Un peu avant minuit près du débarcadère

Je marchais dans Lyon endormie, de retour du repas annuel entre collègues. Il s’était prolongé par un pot avec les meilleurs d’entre eux. Nous revenions des Brotteaux vers la Presqu’île, petit groupe qui avançait dans les rues dépeuplées. Les collègues obliquaient les uns après les autres, l’un vers Villeurbanne, tel autre dans une petite rue du sixième. Lorsque nous arrivâmes en vue de l’hôtel de ville, il n’y avait plus qu’une personne à côté de moi. Seuls avec la bruine qui coulait sur nos visages. J’avais déjà écrit quelques mots à propos de Julien, ici et . Il faisait trop chaud pour une ambiance façon Simenon ; en descendant le long du quai du Rhône, je pensais plutôt au vers d’André Breton qui sert de titre à ce billet (bien qu’il fût près d’une heure du matin).

Julien aurait dû objectivement traverser le Rhône en poursuivant sur le pont Morand, c’est le chemin direct pour rentrer chez lui.

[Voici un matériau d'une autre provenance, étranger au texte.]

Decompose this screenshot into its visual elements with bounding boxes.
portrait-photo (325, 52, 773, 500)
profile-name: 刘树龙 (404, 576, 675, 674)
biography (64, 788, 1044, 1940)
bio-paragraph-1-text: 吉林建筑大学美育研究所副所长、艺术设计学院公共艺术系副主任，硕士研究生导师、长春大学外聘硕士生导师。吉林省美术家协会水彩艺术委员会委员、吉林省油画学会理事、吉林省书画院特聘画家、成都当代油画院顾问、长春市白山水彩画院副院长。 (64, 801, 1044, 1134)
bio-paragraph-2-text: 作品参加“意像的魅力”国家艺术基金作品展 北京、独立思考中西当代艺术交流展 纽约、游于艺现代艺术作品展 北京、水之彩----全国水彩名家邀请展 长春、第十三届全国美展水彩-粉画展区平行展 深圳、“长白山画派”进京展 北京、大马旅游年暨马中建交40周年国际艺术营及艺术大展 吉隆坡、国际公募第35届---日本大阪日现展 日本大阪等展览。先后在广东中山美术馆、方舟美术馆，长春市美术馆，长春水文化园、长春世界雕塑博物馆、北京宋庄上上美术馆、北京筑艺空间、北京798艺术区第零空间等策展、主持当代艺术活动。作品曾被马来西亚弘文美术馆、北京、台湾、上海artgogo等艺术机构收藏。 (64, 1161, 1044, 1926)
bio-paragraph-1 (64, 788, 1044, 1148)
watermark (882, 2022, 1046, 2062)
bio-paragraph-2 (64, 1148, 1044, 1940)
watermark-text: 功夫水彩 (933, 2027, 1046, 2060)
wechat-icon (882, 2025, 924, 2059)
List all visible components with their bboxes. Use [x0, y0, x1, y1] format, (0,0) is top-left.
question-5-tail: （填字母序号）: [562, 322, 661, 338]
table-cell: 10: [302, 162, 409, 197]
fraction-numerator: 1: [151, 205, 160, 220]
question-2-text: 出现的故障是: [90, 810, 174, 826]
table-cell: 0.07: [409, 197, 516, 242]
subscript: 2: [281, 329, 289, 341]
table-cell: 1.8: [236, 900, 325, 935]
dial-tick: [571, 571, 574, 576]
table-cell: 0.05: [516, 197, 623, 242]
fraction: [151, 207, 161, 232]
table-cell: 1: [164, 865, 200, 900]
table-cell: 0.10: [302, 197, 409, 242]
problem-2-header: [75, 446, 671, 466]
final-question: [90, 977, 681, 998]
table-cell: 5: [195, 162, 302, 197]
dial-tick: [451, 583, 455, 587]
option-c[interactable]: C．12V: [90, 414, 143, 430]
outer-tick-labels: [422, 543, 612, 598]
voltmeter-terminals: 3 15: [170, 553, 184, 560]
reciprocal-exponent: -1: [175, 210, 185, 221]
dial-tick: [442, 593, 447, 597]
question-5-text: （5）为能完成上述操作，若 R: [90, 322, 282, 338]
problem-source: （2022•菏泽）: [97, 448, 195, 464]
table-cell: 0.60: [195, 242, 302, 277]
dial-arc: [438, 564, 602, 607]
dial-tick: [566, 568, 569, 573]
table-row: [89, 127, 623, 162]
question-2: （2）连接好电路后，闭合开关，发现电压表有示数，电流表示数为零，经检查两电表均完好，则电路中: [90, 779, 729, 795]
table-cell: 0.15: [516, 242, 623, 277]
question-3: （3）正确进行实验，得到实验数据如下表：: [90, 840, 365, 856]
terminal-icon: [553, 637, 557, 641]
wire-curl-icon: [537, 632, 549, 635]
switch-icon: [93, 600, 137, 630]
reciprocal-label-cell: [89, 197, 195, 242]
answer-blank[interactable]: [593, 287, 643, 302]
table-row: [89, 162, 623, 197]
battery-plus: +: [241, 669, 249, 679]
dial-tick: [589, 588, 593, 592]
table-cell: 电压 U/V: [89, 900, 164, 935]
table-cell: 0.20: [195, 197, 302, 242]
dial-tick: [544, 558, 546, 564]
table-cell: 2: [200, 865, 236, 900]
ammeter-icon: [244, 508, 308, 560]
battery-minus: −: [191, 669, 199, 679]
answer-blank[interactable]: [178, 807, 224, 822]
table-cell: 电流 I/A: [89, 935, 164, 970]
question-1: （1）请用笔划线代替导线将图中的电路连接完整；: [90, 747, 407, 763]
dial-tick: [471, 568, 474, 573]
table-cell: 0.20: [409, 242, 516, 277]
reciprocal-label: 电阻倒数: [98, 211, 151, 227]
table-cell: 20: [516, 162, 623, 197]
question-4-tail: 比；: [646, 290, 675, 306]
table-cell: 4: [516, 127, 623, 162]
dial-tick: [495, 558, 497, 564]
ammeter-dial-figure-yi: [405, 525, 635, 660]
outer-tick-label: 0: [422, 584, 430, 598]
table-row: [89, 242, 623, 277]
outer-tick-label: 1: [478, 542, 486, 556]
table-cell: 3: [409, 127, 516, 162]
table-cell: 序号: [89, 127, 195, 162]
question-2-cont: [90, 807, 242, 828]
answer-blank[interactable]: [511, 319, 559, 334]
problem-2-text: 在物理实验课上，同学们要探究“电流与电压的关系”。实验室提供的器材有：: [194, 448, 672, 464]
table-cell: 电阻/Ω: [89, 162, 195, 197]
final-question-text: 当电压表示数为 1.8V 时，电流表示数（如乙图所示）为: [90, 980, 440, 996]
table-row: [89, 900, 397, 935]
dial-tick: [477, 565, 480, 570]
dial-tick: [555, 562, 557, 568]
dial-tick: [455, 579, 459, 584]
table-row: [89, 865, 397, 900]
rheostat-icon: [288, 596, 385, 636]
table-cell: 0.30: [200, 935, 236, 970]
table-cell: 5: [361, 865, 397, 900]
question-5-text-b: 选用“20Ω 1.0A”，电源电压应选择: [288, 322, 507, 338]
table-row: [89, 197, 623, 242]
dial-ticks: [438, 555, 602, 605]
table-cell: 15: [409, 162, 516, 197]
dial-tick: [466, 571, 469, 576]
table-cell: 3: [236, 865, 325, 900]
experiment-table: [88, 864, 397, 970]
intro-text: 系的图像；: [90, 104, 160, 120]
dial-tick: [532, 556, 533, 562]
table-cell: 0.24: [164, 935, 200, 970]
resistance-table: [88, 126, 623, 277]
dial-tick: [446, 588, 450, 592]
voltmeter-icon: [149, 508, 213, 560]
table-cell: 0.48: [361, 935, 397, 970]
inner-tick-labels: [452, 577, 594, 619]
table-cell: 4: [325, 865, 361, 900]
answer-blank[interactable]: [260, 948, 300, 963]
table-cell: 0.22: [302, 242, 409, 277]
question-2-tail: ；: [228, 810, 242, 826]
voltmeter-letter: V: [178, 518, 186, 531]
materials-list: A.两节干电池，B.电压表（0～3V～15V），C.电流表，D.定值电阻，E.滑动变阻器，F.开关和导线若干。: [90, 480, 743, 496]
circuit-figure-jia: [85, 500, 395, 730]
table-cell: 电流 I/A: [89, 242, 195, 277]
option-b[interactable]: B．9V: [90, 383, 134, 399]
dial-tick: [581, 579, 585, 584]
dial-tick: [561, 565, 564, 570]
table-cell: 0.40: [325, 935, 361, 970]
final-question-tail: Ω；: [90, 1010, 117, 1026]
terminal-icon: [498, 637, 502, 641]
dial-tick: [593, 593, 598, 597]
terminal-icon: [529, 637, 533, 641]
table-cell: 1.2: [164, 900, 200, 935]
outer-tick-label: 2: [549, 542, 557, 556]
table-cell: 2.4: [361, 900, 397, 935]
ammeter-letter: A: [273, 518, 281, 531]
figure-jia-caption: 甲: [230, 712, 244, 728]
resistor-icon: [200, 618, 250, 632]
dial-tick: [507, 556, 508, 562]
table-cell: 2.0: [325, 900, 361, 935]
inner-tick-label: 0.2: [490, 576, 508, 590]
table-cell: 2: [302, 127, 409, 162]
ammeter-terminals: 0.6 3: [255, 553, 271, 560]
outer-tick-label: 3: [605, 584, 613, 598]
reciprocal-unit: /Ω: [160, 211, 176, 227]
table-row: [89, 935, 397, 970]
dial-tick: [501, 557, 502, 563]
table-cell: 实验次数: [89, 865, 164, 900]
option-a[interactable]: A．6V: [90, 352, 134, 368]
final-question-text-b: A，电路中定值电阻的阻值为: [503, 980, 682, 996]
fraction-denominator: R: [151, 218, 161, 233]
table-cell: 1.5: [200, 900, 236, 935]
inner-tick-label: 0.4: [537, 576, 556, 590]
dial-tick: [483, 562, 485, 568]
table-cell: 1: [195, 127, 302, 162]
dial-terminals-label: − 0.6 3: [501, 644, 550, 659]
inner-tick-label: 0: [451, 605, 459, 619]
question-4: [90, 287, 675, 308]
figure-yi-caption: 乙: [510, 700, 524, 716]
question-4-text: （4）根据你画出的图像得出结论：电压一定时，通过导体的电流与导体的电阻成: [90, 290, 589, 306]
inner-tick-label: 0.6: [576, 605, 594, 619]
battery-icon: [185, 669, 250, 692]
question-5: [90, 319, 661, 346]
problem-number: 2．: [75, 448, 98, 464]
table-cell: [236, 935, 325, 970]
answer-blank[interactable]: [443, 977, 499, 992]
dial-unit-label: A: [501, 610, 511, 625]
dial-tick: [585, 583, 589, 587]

Il a préféré longer le quai et nous offrir quelques minutes supplémentaires de quiétude commune.

Je compris instantanément que ce petit détour était réfléchi, mais il ne disait rien. Lui comme moi ne sait peut-être pas parler aux gens ? Je me taisais aussi. Ce que nous avions bu éloignait la fatigue, à défaut de libérer la parole. Au pont suivant où nous nous sommes séparés, il s’est retourné doucement après quelques mètres. Il a souri. Les émotions s’expriment parfois enfouies dans les profondeurs du silence.